3 Replies Latest reply on Aug 18, 2013 11:43 PM by himanshu.gautam

    clEnqueueCopyBuffer() COPY_BUFFER takes an incredibly long time on HD7970, MUCH faster on a HD5970

    cipoint

      I don't get it. My code runs on a machine with a HD7970 so much slower than on a second machine with a HD5970. I found out with CodeXL that it's due to a copy operation, which takes more than 100 times longer on the HD7970. The buffer is only 96KB and the copy operation should be less than one percent of the total execution time, although it occurs very often.

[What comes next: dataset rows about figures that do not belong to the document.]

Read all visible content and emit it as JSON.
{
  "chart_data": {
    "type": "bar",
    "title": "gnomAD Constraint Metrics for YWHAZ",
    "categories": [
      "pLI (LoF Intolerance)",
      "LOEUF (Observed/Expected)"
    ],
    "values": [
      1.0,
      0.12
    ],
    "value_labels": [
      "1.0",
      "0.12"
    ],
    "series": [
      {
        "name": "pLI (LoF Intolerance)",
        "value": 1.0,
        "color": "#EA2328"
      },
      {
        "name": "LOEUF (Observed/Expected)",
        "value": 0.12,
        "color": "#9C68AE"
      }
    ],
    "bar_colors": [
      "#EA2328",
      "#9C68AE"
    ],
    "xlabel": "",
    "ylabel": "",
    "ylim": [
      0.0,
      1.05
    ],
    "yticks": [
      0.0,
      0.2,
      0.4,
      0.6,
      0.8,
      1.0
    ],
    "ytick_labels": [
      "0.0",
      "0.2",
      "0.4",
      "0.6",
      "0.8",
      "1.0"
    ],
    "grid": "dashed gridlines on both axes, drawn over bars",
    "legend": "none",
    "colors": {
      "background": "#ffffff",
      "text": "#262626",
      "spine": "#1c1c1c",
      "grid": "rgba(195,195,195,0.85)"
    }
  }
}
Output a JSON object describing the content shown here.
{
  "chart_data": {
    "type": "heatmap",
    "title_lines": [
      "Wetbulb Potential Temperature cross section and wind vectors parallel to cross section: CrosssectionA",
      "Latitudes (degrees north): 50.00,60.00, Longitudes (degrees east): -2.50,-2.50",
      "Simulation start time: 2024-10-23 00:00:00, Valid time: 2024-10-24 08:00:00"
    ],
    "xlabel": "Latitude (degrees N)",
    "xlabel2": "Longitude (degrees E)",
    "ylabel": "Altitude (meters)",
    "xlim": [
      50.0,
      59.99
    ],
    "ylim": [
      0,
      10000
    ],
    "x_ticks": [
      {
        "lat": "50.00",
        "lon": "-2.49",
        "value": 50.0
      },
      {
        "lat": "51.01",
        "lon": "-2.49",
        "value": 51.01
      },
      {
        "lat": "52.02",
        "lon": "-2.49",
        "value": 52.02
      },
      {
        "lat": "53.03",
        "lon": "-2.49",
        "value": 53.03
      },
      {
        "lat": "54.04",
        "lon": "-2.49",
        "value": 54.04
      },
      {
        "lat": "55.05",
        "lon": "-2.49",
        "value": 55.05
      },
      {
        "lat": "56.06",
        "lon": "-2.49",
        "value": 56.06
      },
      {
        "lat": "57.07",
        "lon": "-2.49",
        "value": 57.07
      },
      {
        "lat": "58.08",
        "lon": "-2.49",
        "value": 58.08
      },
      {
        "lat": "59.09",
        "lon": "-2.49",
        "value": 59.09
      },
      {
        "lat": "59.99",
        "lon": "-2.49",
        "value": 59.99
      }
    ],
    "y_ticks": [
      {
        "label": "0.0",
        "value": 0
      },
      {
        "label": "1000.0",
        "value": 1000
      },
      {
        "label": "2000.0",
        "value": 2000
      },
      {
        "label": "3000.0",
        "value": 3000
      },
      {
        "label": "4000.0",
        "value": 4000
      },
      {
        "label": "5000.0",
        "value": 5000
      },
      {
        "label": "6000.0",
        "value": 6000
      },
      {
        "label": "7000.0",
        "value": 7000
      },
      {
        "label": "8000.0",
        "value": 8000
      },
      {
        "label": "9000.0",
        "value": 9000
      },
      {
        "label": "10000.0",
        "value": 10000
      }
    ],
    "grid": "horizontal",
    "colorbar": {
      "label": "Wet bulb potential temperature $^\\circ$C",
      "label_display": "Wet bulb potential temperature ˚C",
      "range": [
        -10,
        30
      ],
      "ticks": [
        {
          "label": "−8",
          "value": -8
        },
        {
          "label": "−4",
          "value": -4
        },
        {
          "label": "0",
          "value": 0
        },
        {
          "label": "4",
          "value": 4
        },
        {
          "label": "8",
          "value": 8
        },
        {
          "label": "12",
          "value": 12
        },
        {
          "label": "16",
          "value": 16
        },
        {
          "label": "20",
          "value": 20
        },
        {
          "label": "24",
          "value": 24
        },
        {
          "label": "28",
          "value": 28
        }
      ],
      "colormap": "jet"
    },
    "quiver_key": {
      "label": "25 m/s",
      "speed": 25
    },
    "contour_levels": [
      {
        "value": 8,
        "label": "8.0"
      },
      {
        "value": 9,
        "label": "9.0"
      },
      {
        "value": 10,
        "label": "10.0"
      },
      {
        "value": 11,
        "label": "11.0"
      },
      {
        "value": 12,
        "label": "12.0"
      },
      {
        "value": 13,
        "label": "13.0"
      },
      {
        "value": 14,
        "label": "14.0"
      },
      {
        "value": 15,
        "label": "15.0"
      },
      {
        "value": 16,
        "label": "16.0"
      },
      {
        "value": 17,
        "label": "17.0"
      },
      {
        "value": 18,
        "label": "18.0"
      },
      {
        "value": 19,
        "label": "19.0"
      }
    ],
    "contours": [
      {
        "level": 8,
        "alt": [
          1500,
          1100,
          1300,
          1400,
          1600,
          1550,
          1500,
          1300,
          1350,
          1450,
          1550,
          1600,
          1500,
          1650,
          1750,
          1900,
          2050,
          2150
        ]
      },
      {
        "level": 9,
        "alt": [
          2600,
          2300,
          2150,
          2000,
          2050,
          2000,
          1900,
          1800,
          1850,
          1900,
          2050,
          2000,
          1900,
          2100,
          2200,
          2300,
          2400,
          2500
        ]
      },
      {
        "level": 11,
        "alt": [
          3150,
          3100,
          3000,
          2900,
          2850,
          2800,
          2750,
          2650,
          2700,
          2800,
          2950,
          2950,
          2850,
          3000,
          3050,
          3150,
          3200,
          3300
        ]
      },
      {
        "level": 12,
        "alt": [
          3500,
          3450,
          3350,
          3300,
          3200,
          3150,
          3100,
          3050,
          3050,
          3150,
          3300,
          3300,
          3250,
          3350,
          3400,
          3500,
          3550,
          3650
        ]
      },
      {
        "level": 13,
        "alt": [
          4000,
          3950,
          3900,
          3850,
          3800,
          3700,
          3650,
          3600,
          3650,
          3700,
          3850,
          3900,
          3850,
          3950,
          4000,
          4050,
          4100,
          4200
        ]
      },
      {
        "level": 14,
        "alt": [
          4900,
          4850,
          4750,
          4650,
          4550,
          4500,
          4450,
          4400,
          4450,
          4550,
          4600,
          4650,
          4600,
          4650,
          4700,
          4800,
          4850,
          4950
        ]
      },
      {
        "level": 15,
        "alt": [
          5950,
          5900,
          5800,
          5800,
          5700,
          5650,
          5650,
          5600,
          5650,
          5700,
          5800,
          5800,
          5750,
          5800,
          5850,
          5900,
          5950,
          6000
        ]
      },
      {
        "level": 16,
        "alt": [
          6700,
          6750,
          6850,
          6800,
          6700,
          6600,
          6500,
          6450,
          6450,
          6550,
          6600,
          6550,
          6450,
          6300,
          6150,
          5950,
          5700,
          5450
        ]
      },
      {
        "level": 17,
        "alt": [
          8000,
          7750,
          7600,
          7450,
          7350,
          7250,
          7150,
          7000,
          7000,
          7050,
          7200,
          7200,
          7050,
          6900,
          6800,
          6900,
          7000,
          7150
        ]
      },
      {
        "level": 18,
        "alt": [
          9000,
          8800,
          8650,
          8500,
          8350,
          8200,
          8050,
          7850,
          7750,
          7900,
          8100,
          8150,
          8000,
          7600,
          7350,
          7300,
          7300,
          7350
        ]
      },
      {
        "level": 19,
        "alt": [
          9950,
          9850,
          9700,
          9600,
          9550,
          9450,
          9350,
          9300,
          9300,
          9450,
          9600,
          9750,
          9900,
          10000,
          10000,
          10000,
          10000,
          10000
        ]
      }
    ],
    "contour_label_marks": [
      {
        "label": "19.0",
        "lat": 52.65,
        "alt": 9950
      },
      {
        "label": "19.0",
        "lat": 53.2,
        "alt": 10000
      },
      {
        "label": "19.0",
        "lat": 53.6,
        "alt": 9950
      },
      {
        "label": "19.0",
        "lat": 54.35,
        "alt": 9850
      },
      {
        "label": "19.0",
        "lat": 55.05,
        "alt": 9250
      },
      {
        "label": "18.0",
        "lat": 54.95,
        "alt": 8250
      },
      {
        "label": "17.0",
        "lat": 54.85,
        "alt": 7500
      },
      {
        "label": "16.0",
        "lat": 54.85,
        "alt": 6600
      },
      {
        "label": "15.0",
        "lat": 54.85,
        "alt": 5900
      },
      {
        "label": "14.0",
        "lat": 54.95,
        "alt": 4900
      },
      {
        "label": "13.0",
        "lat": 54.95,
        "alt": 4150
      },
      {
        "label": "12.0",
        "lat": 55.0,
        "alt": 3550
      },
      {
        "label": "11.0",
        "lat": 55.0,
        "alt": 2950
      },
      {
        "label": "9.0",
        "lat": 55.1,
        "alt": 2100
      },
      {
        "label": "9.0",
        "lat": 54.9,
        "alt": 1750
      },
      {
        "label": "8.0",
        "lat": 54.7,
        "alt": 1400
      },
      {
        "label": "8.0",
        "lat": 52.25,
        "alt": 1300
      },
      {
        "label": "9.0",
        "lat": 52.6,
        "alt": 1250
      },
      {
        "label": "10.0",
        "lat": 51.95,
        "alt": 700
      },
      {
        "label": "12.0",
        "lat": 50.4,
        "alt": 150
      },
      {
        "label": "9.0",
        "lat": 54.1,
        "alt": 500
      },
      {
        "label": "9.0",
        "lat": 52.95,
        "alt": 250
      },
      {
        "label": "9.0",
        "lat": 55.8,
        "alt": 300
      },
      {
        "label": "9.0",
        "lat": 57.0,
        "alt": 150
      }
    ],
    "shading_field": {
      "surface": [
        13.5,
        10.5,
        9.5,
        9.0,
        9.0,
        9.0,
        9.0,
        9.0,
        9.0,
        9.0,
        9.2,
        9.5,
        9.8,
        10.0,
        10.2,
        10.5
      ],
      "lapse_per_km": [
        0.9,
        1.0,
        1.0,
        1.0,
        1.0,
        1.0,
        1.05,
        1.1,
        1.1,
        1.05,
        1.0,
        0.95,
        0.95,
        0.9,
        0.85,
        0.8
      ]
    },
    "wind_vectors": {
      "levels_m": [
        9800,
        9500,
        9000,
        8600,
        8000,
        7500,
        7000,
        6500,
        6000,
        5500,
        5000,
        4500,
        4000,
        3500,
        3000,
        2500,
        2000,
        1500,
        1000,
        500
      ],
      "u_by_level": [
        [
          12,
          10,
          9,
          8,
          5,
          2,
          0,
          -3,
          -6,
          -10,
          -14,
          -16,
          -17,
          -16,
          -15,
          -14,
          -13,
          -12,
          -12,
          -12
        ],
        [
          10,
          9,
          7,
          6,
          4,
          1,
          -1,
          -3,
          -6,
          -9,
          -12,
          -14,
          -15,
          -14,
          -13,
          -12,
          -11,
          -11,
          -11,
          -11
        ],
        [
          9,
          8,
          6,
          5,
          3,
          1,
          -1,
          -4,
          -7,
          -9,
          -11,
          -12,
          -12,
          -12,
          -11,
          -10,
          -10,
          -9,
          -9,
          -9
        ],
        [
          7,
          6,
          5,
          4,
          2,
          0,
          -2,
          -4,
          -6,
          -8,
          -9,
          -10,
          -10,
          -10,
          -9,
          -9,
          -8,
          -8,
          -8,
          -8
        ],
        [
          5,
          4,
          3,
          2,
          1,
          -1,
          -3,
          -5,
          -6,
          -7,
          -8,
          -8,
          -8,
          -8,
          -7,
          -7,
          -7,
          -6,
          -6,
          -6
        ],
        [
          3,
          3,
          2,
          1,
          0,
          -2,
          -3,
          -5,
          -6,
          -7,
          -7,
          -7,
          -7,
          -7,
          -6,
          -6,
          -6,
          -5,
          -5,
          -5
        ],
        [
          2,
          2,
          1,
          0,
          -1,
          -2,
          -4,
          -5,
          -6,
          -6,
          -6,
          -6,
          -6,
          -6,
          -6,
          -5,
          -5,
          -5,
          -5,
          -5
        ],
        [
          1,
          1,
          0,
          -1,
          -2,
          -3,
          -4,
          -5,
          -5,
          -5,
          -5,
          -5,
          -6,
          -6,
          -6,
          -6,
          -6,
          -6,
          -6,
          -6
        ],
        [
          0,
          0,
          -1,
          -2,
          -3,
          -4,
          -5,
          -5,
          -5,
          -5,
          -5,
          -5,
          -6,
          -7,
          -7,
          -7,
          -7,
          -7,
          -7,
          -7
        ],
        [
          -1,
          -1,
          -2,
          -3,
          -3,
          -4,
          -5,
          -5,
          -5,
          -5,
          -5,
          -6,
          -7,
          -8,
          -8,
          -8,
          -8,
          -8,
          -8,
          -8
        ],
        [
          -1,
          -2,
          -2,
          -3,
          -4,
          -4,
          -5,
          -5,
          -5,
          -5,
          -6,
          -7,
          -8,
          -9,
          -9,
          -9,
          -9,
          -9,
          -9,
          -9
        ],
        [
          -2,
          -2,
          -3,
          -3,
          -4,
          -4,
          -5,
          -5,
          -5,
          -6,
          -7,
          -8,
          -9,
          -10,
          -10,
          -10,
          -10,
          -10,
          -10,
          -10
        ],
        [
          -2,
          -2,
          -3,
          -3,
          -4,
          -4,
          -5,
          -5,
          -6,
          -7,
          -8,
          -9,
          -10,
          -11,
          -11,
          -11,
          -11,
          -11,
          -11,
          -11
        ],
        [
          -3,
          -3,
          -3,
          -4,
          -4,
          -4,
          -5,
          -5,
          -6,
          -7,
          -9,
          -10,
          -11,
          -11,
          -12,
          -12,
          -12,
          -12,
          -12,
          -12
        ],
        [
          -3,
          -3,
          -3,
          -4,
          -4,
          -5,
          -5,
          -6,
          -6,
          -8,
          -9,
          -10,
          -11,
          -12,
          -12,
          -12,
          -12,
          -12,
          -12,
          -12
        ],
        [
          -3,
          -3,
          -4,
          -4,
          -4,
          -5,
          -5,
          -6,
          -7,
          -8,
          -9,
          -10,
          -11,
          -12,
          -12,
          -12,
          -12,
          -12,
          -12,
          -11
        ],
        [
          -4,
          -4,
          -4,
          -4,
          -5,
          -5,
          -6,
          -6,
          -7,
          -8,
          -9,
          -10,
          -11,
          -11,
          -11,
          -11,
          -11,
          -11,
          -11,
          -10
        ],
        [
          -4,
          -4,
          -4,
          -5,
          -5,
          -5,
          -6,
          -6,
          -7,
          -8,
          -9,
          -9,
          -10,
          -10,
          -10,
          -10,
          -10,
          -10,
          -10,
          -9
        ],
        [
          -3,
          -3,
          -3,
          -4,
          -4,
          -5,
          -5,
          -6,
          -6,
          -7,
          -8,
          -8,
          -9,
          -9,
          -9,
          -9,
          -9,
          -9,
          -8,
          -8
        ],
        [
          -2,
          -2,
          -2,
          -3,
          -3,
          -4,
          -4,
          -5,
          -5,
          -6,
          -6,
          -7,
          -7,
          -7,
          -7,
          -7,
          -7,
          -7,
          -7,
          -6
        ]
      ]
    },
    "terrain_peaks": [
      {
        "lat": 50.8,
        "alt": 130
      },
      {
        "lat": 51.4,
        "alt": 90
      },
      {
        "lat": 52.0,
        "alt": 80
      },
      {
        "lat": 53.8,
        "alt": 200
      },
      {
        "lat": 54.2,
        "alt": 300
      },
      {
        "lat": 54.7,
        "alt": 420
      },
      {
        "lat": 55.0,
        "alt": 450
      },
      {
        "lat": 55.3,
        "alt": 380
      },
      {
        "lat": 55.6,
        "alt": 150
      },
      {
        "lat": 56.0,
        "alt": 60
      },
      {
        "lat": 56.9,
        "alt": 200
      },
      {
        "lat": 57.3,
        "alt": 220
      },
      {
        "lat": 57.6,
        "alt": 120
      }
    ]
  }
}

But because it takes so long on the HD7970 the whole program slows down to a performance which is inaceptable.

       

      I've writen a small (test just to ensure that it's not an issue of my actual code) which copies a 100KB array to the device, then copies it to another buffer on the device and back to the host (500 times):

       

      int main(int argc, char **argv) {
        int N = 25600;
      
        OpenCLManagement OpenCL = OpenCLManagement(0, 0, true);
      
        float *bufferHb = new float[N];
        cl_mem bufferADb = clCreateBuffer(*OpenCL.getContext(), CL_MEM_READ_WRITE, N * sizeof(float), NULL, NULL);
        cl_mem bufferBDb = clCreateBuffer(*OpenCL.getContext(), CL_MEM_READ_WRITE, N * sizeof(float), NULL, NULL);
      
        for(int n = 0; n < 500; n ++) {
          clEnqueueWriteBuffer(*OpenCL.getQueue(), bufferADb, CL_FALSE, 0, N * sizeof(float), bufferHb, 0, NULL, NULL);
          clEnqueueCopyBuffer(*OpenCL.getQueue(), bufferADb, bufferBDb, 0, 0, N * sizeof(float), 0, NULL, NULL);
          clEnqueueReadBuffer(*OpenCL.getQueue(), bufferBDb, CL_FALSE, 0, N * sizeof(float), bufferHb, 0, NULL, NULL);
        }
      
        clFinish(*OpenCL.getQueue());
      
        clReleaseMemObject(bufferADb);
        clReleaseMemObject(bufferBDb);
      }
      
      
      

       

      The result is:

       

      HD7970:

      write buffer: ~155µs

      read buffer:  ~155µs

      copy buffer: ~120µs

       

      HD5970:

      write buffer: ~250µs

      read buffer:  ~300µs

      copy buffer: ~6µs

       

      I tested also a HD6770 on the second machine results comparable to the HD5970. Since the HD7970 is installed in a remote server and I don't have root acces I can't change much on the system.

       

      What could cause this problem on the server machine? I don't know what driver version is installed there but the APP SDK version is 1.2 (1016.4).

       

      edit: The HD7970 outperforms the HD5970 for buffers of 100MB or more (1µs vs 1.9µs for a copy operation). But for buffers of 10MB or less the HD7970 still is very slow.